The main challenge was to find an algorithm which computes $\sigma(\tv{a}) = \rwildcard{X}$ for example \ref{intro-example1} but not for example \ref{intro-example2}.
% Solution: A type variable can only take one type and not a wildcard type.
% A wildcard type is only treated like a wildcard while his definition is in scope (during the reduce rule)
% \subsection{Capture Conversion}
% \begin{verbatim}
% <A> List<A> add(A a, List<A> la) {}
% List<? super String> list = ...;
% add("String", list);
% \end{verbatim}
% The constraints representig this code snippet are:
% $\type{String} \lessdot \tv{a},
% \wctype{\wildcard{X}{\type{Object}}{\type{String}}}{List}{\rwildcard{X}} \lessdot \exptype{List}{\tv{a}}$
% Under the hood the typechecker has to find a replacement for the generic method parameter \texttt{A}.
% Java allows a method \texttt{<A> List<A> add(A a, List<A> la)} to be called with
% \texttt{String} and \texttt{List<? super String>}.
% A naive approach would be to treat wildcards like any other type and replace \texttt{A}
% with \texttt{? super String}.
% Generating the method type \texttt{List<? super String> add(? super String a, List<? super String> la)}.
% This does not work for a method like
% \texttt{<A> void merge(List<A> l1, List<A> l2)}.
% It is crucial for this method to be called with two lists of the same type.
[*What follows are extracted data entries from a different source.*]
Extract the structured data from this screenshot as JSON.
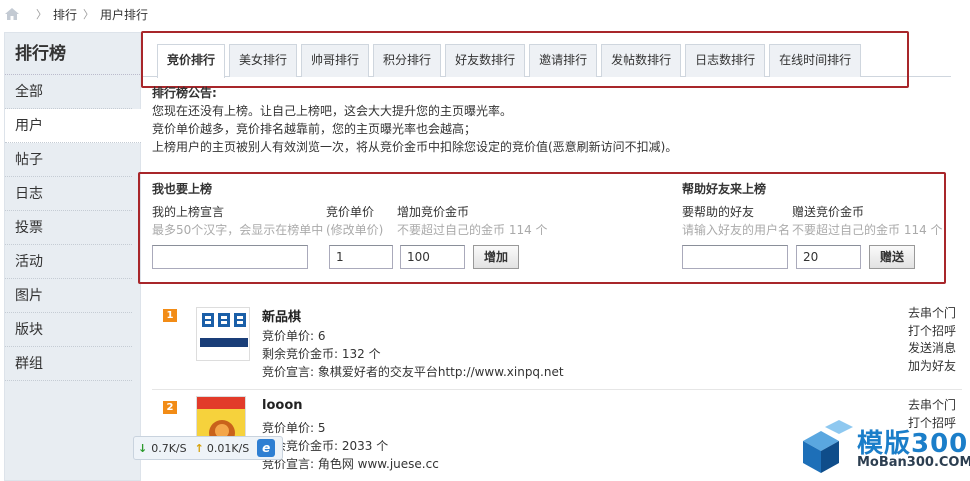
{
  "breadcrumb": {
    "items": [
      "排行",
      "用户排行"
    ]
  },
  "sidebar": {
    "title": "排行榜",
    "items": [
      {
        "label": "全部",
        "active": false
      },
      {
        "label": "用户",
        "active": true
      },
      {
        "label": "帖子",
        "active": false
      },
      {
        "label": "日志",
        "active": false
      },
      {
        "label": "投票",
        "active": false
      },
      {
        "label": "活动",
        "active": false
      },
      {
        "label": "图片",
        "active": false
      },
      {
        "label": "版块",
        "active": false
      },
      {
        "label": "群组",
        "active": false
      }
    ]
  },
  "tabs": [
    {
      "label": "竞价排行",
      "active": true
    },
    {
      "label": "美女排行",
      "active": false
    },
    {
      "label": "帅哥排行",
      "active": false
    },
    {
      "label": "积分排行",
      "active": false
    },
    {
      "label": "好友数排行",
      "active": false
    },
    {
      "label": "邀请排行",
      "active": false
    },
    {
      "label": "发帖数排行",
      "active": false
    },
    {
      "label": "日志数排行",
      "active": false
    },
    {
      "label": "在线时间排行",
      "active": false
    }
  ],
  "notice": {
    "title": "排行榜公告:",
    "lines": [
      "您现在还没有上榜。让自己上榜吧，这会大大提升您的主页曝光率。",
      "竞价单价越多，竞价排名越靠前，您的主页曝光率也会越高；",
      "上榜用户的主页被别人有效浏览一次，将从竞价金币中扣除您设定的竞价值(恶意刷新访问不扣减)。"
    ]
  },
  "self_form": {
    "heading": "我也要上榜",
    "declaration_label": "我的上榜宣言",
    "declaration_hint": "最多50个汉字，会显示在榜单中",
    "declaration_value": "",
    "price_label": "竞价单价",
    "price_hint": "(修改单价)",
    "price_value": "1",
    "coins_label": "增加竞价金币",
    "coins_hint": "不要超过自己的金币 114 个",
    "coins_value": "100",
    "submit_label": "增加"
  },
  "friend_form": {
    "heading": "帮助好友来上榜",
    "friend_label": "要帮助的好友",
    "friend_hint": "请输入好友的用户名",
    "friend_value": "",
    "gift_label": "赠送竞价金币",
    "gift_hint": "不要超过自己的金币 114 个",
    "gift_value": "20",
    "submit_label": "赠送"
  },
  "rank_list": [
    {
      "rank": "1",
      "name": "新品棋",
      "price": "竞价单价: 6",
      "remaining": "剩余竞价金币: 132 个",
      "declaration": "竞价宣言: 象棋爱好者的交友平台http://www.xinpq.net",
      "avatar_text_top": "新品棋",
      "avatar_text_bottom": "www.xinpq.net",
      "actions": [
        "去串个门",
        "打个招呼",
        "发送消息",
        "加为好友"
      ]
    },
    {
      "rank": "2",
      "name": "looon",
      "price": "竞价单价: 5",
      "remaining": "剩余竞价金币: 2033 个",
      "declaration": "竞价宣言: 角色网 www.juese.cc",
      "avatar_text_top": "",
      "avatar_text_bottom": "",
      "actions": [
        "去串个门",
        "打个招呼"
      ]
    }
  ],
  "speed_widget": {
    "down": "0.7K/S",
    "up": "0.01K/S"
  },
  "watermark": {
    "text": "模版300",
    "sub": "MoBan300.COM"
  },
  "colors": {
    "highlight": "#a8262a",
    "rank_badge": "#f28c16",
    "sidebar_bg": "#e8edf2"
  }
}
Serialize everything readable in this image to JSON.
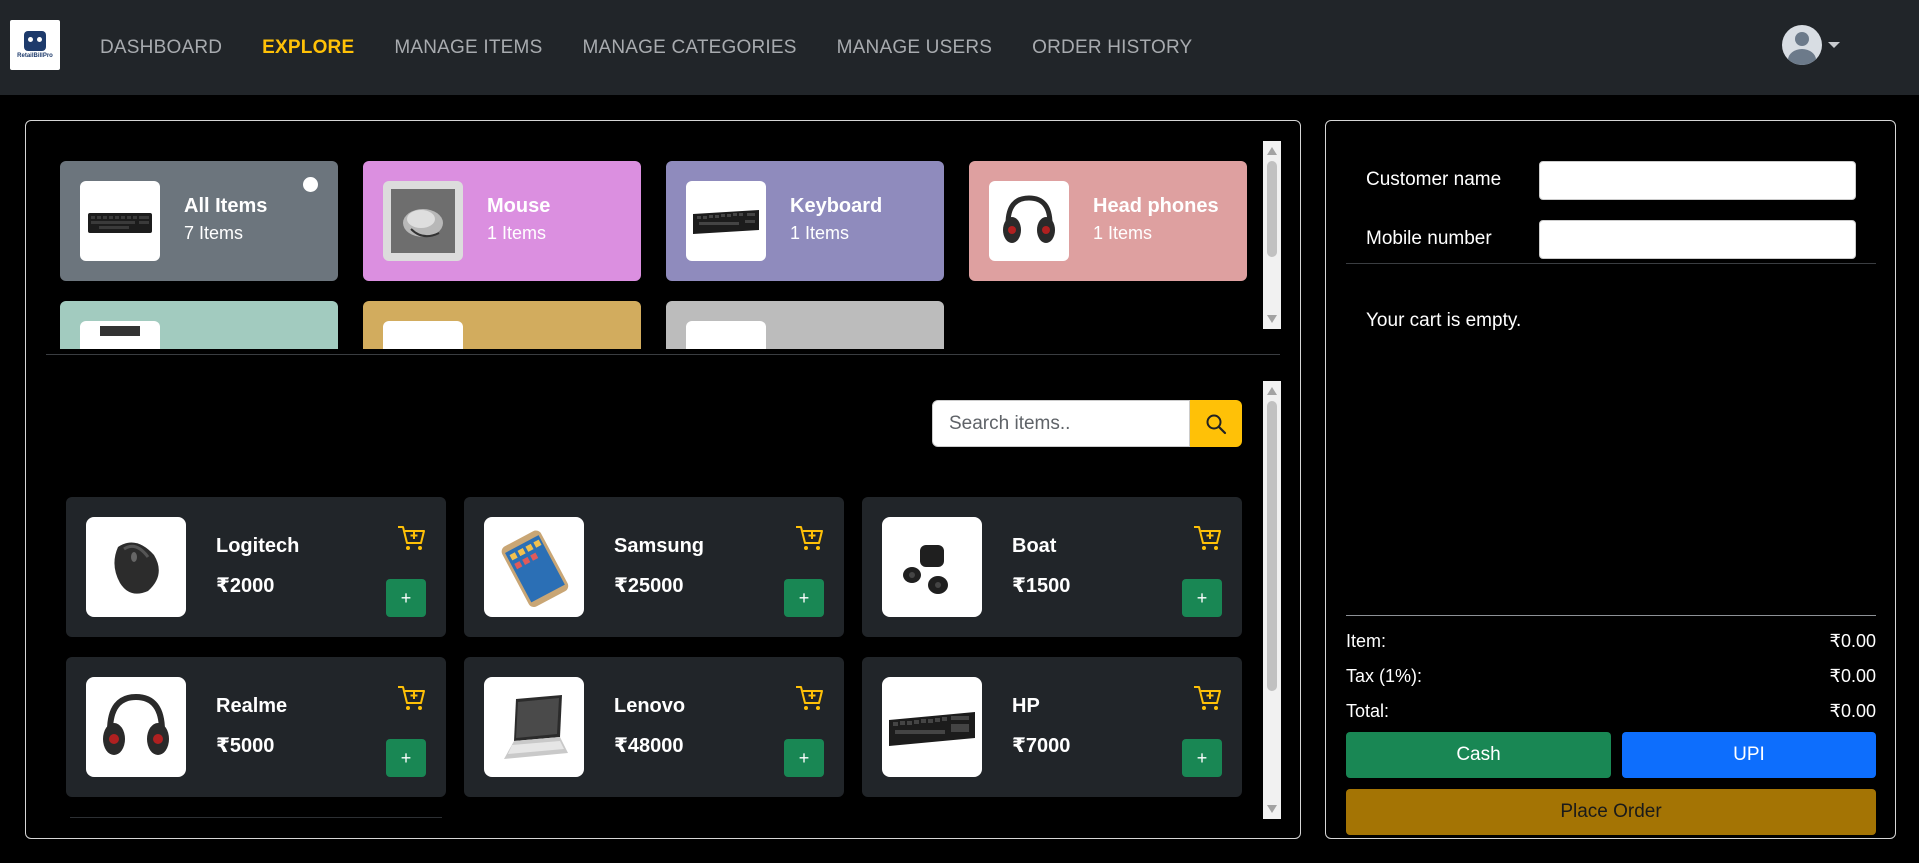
{
  "app": {
    "logo_text": "RetailBillPro"
  },
  "nav": {
    "items": [
      {
        "label": "DASHBOARD"
      },
      {
        "label": "EXPLORE"
      },
      {
        "label": "MANAGE ITEMS"
      },
      {
        "label": "MANAGE CATEGORIES"
      },
      {
        "label": "MANAGE USERS"
      },
      {
        "label": "ORDER HISTORY"
      }
    ],
    "active": "EXPLORE"
  },
  "categories": [
    {
      "name": "All Items",
      "count": "7 Items",
      "color": "#6c757d",
      "icon": "keyboard-icon",
      "selected": true
    },
    {
      "name": "Mouse",
      "count": "1 Items",
      "color": "#db8fe0",
      "icon": "mouse-icon"
    },
    {
      "name": "Keyboard",
      "count": "1 Items",
      "color": "#8f8bbd",
      "icon": "keyboard-icon"
    },
    {
      "name": "Head phones",
      "count": "1 Items",
      "color": "#dea0a0",
      "icon": "headphones-icon"
    },
    {
      "name": "",
      "count": "",
      "color": "#a2cbbf",
      "icon": "laptop-icon"
    },
    {
      "name": "",
      "count": "",
      "color": "#d2ac5e",
      "icon": "phone-icon"
    },
    {
      "name": "",
      "count": "",
      "color": "#bcbcbc",
      "icon": "earbuds-icon"
    }
  ],
  "search": {
    "placeholder": "Search items.."
  },
  "items": [
    {
      "name": "Logitech",
      "price": "₹2000",
      "icon": "mouse-icon"
    },
    {
      "name": "Samsung",
      "price": "₹25000",
      "icon": "phone-icon"
    },
    {
      "name": "Boat",
      "price": "₹1500",
      "icon": "earbuds-icon"
    },
    {
      "name": "Realme",
      "price": "₹5000",
      "icon": "headphones-icon"
    },
    {
      "name": "Lenovo",
      "price": "₹48000",
      "icon": "laptop-icon"
    },
    {
      "name": "HP",
      "price": "₹7000",
      "icon": "keyboard-icon"
    }
  ],
  "add_label": "+",
  "customer": {
    "name_label": "Customer name",
    "mobile_label": "Mobile number",
    "name_value": "",
    "mobile_value": ""
  },
  "cart": {
    "empty_text": "Your cart is empty."
  },
  "summary": {
    "item_label": "Item:",
    "item_value": "₹0.00",
    "tax_label": "Tax (1%):",
    "tax_value": "₹0.00",
    "total_label": "Total:",
    "total_value": "₹0.00"
  },
  "payment": {
    "cash_label": "Cash",
    "upi_label": "UPI",
    "place_order_label": "Place Order"
  },
  "colors": {
    "accent": "#ffc107",
    "nav_bg": "#212529",
    "card_bg": "#212529",
    "success": "#198754",
    "primary": "#0d6efd",
    "warning_dark": "#a47404"
  }
}
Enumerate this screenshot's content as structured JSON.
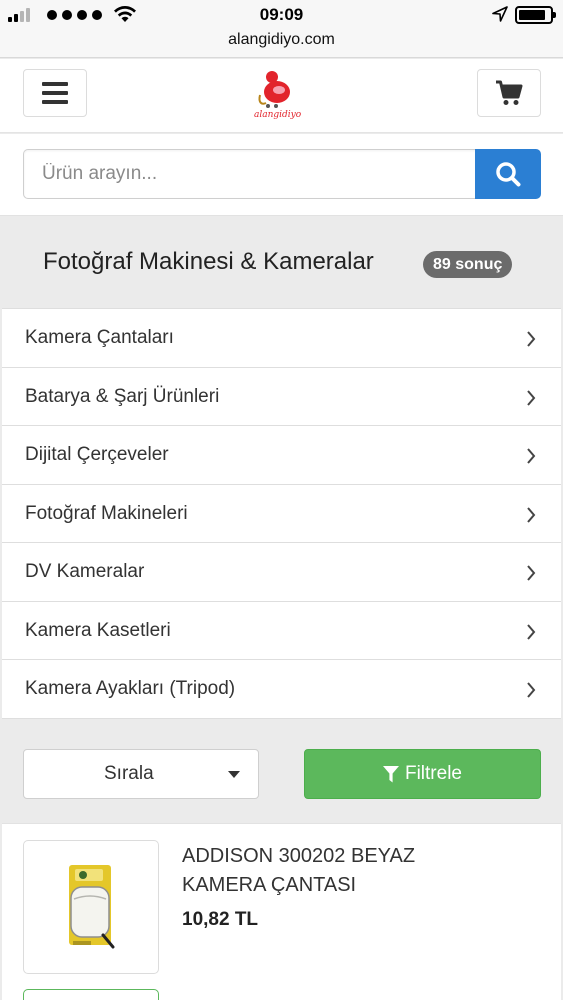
{
  "status_bar": {
    "time": "09:09",
    "url": "alangidiyo.com"
  },
  "header": {
    "logo_text": "alangidiyo",
    "brand_color": "#e2242c"
  },
  "search": {
    "placeholder": "Ürün arayın...",
    "button_color": "#2b7fd3"
  },
  "category": {
    "title": "Fotoğraf Makinesi & Kameralar",
    "count_badge": "89 sonuç"
  },
  "subcategories": [
    {
      "label": "Kamera Çantaları"
    },
    {
      "label": "Batarya & Şarj Ürünleri"
    },
    {
      "label": "Dijital Çerçeveler"
    },
    {
      "label": "Fotoğraf Makineleri"
    },
    {
      "label": "DV Kameralar"
    },
    {
      "label": "Kamera Kasetleri"
    },
    {
      "label": "Kamera Ayakları (Tripod)"
    }
  ],
  "toolbar": {
    "sort_label": "Sırala",
    "filter_label": "Filtrele",
    "filter_color": "#5cb85c"
  },
  "products": [
    {
      "name": "ADDISON 300202 BEYAZ KAMERA ÇANTASI",
      "price": "10,82 TL",
      "image_icon": "camera-bag-image"
    }
  ]
}
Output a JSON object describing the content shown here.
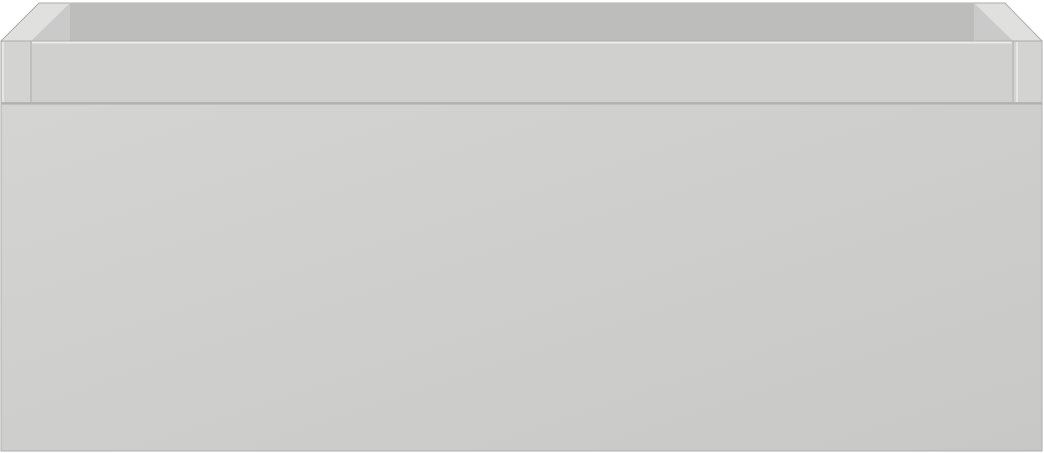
{
  "object": {
    "kind": "drawer-unit",
    "colors": {
      "background": "#ffffff",
      "front_panel_light": "#d4d4d2",
      "front_panel_dark": "#c8c8c6",
      "outer_frame": "#d3d3d1",
      "outer_frame_edge": "#e6e6e4",
      "inner_back_wall": "#bdbdbc",
      "inner_side_wall": "#cacaca",
      "drawer_rim": "#d0d0ce",
      "drawer_rim_highlight": "#ececea",
      "top_edge": "#e0e0de",
      "outline": "#adadac",
      "shadow_line": "#b5b5b3"
    }
  }
}
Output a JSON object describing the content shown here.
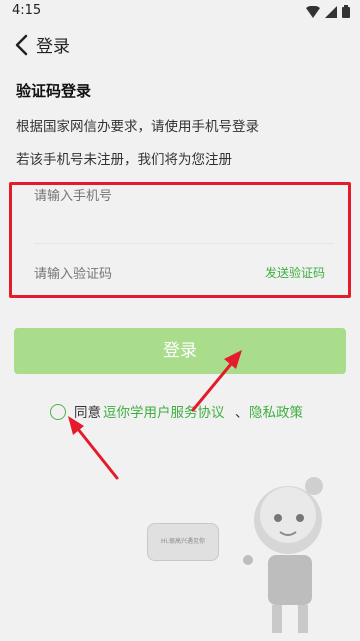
{
  "status": {
    "time": "4:15"
  },
  "header": {
    "title": "登录"
  },
  "section": {
    "title": "验证码登录"
  },
  "notes": {
    "line1": "根据国家网信办要求，请使用手机号登录",
    "line2": "若该手机号未注册，我们将为您注册"
  },
  "form": {
    "phone_placeholder": "请输入手机号",
    "code_placeholder": "请输入验证码",
    "send_code_label": "发送验证码"
  },
  "login_button": {
    "label": "登录"
  },
  "agreement": {
    "prefix": "同意",
    "terms_link": "逗你学用户服务协议",
    "separator": "、",
    "privacy_link": "隐私政策"
  },
  "mascot": {
    "bubble_text": "Hi,很高兴遇见你"
  },
  "colors": {
    "accent": "#3fae42",
    "button": "#a9dd8c",
    "highlight": "#e31b2b",
    "background": "#f1f1f1"
  },
  "icons": [
    "back-icon",
    "wifi-icon",
    "signal-icon",
    "battery-icon"
  ]
}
% Substituting a wildcard for the generic \texttt{A} leads to
% \texttt{void merge(List<?> l1, List<?> l2)},
% which is unsound.
% Capture conversion utilizes the fact that instantiated classes always have an actual type.
% \texttt{new List<String>()} and \texttt{new List<Object>()} are
% valid instances.
% \texttt{new List<? super String>()} is not.
% Every type $\wcNtype{\Delta}{N}$ contains an underlying instance of a type $\type{N}$.
% Knowing this fact allows to make additional assumptions.
% \wildFJ{} type rules allow for generic parameters to be replaced by wildcard types.
% This is possible because wildcards are split into two parts.
% Their declaration at the environment part $\Delta$ of a type $\wcNtype{\Delta}{N}$
% and their actual use in the body of the type $\type{N}$.
% Replacing the generic \texttt{A} in the type \texttt{List<A>}
% by a wildcard $\type{X}$ will not generate the type \texttt{List<?>}.
% \texttt{List<?>} is the equivalent of $\wctype{\wildcard{X}{\type{Object}}{\bot}}{List}{\type{X}}$.
% The generated type here is $\exptype{List}{\type{X}}$, which has different subtype properties.
% There is no information about what the type $\exptype{List}{\type{X}}$ actually is.
% It has itself as a subtype and for example a type like $\exptype{ArrayList}{\type{X}}$.
% A method call for example only works with values, which are correct instances of classes.
% Capture conversion automatically converts wildcard type to a concrete class type,
% which then can be used as a parameter for a method call.
% In \wildFJ{} this is done via let statements.
% Written in FJ syntax: $\type{N}$ is a initialized type and
% $\wcNtype{\Delta}{N}$ is a type containing wildcards $\Delta$.
% It is crucial for the wildcard names to never be used twice.
% Otherwise the members of a list with type $\wctype{\type{X}}{List}{\type{X}}$ and
% a list with type $\wctype{\type{X}}{List}{\type{X}}$ would be the same. $\type{X}$ in fact.
% The let statement adds wildcards to the environment.
% Those wildcards are not allowed to escape the scope of the let statement.
% Which is a problem for our type inference algorithm.
% The capture converted version of the type $\wctype{\rwildcard{X}}{Box}{\rwildcard{X}}$ is
% $\exptype{Box}{\rwildcard{X}}$.
% The captured type is only used as an intermediate type during a method call.